Çavuşoğlu’nun göreve geldikten sonra yaptığı ilk konuşmada, Türkiye’nin yeni bir sivil anayasa kabul etmesi gerektiğini vurgulaması da iyi bir haberdi.  Kanımca,  AKP liderliğiyle koordineli olmasaydı böyle bir şeyi söylemezdi. Bu, iktidar partisinin olanca muhalefete rağmen, risk almaya istekli olduğunu ve şimdi anayasal değişikliklerle, sonrasında da tamamen yeni bir anayasayla ortaya çıkma taahhüdüne bağlı kalmayı planladığını işaret ediyor.

Avrupa’dan en iyi haber ise geçen hafta sonu geldi. Bu haftadan itibaren Euronews’i Türkiye ekranlarında (Digitürk’ün 123. kanalı) izleyebilecek ve internet sitesini (www.euronews.net) Türkçe okuyabileceksiniz. Bu niye çok önemli? Euronews, ‘dünya haberlerini Avrupa perspektifinden verme’ iddiasındaki bir kanal. Avrupalıların büyük kısmı kanalı biliyor, zira kablo veya uydu üzerinden kendi dillerinde seyredebiliyor. Euronews’i açtığınızda Avrupa ve dünyadaki en son haberleri, yanı sıra ekonomi bilgilerini ve bilim, kültür ve spora dair kısa haberleri on dakikalık bir kuşak halinde bulabiliyorsunuz. Bu kuşak yarım saatte bir güncellenip tekrarlanıyor.

Hazmetmesi kolay ve gayet bilgilendirici. Aynısı internet sitesinde de var. Tek bir tıklamayla Avrupa’dan en son haberleri Türkçe alıyorsunuz; Avrupa ve Latin Amerika’daki bütün büyük futbol liglerine dair haberler de cabası. TRT, Euronews’ın  hissedarlardan biri oldu, 20’den fazla Türk gazeteci de kanal için çalışacak. Bu da Türkiye hakkında daha fazla haber yayımlanacağı ve diğer Avrupalılar tarafından izleneceği; Türklerin de Avrupa hakkında daha fazla bilgiye ulaşacağı anlamına geliyor.

Türkiye hakkındaki ilk haberlerden biri Başbakan Erdoğan ile yapılan röportajdı. Erdoğan Fransa Cumhurbaşkanı Sarkozy’ye ve Türkiye’nin üyeliğine karşı çıkan diğer çevrelere şu sözlerle güçlü ve ikna edici bir meydan okumada bulundu: “Onların ne yaptığı ya da önümüze ne tür engeller koyduğu önemli değil, biz yolumuza sabırla devam edeceğiz.” Yani Türkiye Avrupa istikametinde yürüyecek.

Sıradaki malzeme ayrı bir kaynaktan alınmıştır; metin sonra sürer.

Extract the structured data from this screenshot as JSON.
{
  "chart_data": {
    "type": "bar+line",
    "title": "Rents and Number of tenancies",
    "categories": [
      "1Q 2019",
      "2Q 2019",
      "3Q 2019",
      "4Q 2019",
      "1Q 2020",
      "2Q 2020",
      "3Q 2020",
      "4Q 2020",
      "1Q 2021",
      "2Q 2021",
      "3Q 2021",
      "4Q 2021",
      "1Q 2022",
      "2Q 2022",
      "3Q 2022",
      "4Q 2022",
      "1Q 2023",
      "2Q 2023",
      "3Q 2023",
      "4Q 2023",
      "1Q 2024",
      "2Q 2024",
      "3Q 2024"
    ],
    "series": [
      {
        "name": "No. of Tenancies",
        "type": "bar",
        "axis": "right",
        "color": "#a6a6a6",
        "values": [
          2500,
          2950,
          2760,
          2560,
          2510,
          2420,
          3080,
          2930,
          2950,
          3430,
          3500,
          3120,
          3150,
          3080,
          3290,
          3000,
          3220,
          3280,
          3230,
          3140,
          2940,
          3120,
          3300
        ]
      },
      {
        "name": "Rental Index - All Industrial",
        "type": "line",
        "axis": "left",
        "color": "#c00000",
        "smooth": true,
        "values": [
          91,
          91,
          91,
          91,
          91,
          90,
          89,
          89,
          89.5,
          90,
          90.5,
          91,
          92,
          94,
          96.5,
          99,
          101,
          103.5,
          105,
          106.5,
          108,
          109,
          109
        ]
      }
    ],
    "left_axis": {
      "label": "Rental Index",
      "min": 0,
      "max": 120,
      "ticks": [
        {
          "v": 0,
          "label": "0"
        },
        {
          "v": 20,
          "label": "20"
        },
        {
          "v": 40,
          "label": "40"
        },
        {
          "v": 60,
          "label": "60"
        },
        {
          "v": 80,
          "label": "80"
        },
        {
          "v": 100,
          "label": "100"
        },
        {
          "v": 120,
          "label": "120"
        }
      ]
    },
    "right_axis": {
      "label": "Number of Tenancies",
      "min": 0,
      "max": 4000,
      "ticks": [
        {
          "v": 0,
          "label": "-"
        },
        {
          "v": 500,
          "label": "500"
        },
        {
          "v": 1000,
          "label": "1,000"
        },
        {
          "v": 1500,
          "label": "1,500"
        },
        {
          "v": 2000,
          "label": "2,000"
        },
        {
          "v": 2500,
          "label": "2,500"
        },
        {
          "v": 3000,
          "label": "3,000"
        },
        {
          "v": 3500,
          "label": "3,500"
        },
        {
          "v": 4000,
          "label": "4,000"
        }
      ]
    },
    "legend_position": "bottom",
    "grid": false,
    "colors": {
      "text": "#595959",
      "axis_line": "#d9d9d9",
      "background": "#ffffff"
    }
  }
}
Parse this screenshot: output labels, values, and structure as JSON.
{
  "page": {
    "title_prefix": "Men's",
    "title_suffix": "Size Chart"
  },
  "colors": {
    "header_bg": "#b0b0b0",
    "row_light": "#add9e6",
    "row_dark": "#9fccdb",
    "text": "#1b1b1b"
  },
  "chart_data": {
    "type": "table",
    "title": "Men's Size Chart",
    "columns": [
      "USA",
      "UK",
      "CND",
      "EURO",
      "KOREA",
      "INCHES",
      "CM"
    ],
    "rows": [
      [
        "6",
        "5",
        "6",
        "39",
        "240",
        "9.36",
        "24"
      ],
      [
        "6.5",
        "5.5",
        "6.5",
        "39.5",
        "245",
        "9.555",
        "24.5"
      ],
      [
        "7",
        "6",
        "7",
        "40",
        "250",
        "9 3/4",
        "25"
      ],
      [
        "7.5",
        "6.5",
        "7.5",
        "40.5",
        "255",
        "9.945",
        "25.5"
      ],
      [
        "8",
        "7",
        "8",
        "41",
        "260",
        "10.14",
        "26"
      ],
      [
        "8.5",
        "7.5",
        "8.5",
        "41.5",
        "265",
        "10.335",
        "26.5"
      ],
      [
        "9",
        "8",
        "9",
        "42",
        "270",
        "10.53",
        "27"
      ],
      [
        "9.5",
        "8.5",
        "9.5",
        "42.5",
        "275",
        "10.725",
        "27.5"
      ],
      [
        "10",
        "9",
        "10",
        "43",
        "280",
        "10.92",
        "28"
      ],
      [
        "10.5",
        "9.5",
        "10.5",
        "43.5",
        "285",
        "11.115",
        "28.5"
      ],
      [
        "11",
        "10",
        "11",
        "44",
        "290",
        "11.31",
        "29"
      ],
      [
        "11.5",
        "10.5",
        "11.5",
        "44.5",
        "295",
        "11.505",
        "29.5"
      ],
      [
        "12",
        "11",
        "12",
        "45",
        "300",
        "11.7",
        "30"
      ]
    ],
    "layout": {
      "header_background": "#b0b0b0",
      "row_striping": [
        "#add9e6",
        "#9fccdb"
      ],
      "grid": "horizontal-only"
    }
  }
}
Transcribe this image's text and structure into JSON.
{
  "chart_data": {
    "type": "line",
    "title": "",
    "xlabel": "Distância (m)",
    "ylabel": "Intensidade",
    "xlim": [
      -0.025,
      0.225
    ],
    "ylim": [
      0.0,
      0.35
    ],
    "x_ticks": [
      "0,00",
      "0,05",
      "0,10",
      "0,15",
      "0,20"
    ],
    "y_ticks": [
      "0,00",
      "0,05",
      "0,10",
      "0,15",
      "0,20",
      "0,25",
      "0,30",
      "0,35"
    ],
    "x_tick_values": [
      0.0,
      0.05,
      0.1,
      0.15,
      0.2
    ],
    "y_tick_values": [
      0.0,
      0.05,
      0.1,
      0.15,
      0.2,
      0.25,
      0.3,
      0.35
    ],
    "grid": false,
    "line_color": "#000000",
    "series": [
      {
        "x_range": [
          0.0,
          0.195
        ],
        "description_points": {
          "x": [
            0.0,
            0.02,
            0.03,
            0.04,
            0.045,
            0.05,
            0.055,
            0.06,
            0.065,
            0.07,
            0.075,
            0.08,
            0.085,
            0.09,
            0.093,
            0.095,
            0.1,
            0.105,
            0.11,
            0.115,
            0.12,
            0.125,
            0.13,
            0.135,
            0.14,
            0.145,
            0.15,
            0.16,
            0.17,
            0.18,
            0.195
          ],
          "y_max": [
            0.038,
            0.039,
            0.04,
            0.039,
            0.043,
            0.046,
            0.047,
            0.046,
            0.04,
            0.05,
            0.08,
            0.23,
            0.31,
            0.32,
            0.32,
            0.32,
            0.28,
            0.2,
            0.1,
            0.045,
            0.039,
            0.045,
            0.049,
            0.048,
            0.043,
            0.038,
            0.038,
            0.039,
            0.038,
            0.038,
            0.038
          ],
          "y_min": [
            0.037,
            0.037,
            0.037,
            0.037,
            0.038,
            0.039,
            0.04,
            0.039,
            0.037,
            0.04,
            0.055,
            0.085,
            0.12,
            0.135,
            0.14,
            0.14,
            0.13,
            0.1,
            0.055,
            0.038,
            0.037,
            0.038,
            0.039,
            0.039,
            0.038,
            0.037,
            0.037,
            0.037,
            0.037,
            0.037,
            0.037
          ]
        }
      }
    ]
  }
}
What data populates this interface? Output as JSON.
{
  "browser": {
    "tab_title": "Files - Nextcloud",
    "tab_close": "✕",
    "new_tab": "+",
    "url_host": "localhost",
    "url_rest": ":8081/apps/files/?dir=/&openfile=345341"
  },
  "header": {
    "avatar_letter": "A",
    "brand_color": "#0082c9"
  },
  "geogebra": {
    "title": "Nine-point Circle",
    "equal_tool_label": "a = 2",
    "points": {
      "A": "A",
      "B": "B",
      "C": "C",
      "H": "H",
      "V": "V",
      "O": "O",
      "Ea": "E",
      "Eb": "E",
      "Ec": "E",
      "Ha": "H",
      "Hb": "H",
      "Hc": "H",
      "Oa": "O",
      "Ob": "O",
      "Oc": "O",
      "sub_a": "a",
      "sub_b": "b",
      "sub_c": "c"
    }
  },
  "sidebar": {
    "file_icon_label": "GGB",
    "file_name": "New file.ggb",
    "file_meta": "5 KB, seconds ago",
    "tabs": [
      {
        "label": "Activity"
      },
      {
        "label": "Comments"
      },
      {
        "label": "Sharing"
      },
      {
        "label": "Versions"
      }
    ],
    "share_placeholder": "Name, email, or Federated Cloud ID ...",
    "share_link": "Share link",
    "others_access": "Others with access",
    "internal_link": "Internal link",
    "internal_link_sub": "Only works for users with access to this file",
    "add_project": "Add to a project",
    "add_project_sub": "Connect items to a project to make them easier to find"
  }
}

Başbakan AB üyeliğine yönelik süregiden çabalara kendisini böylesine açık bir şekilde bağlayarak, genellikle üzerinden atlanan önemli bir olguyu da ayırt etmiş oluyordu: AB Türkiye ile müzakereyi asla durdurmayacak. Böyle bir karar ancak oybirliğiyle alınabilir ve bu hiçbir zaman olmayacak. Türkiye’nin katılımını isteyen AB üyesi ülkeler daima olacak. Bu da mevcut süreci durdurabilecek yegâne ülkenin bizzat Türkiye olduğu anlamına geliyor. Sarkozy bunu gayet iyi biliyor ve o yüzden Türkiye’yi sürekli kışkırtıp duruyor.

Asabı bozulan Türklerin zokayı yutmasını umut ediyor. Erdoğan bu tuzağa düşmeyeceğini açıkça gösteriyor. Bu ülkede statükoyu değiştirmek isteyen Türkler ve Türkiye’nin Avrupa’daki dostları için bir iyi haber de bu. Fazla iyimser görünmek istemiyorum, fakat 2010’da bu türden daha çok haber gelirse, Avrupa süreci usul usul eski haline getirmeye başlıyor demektir.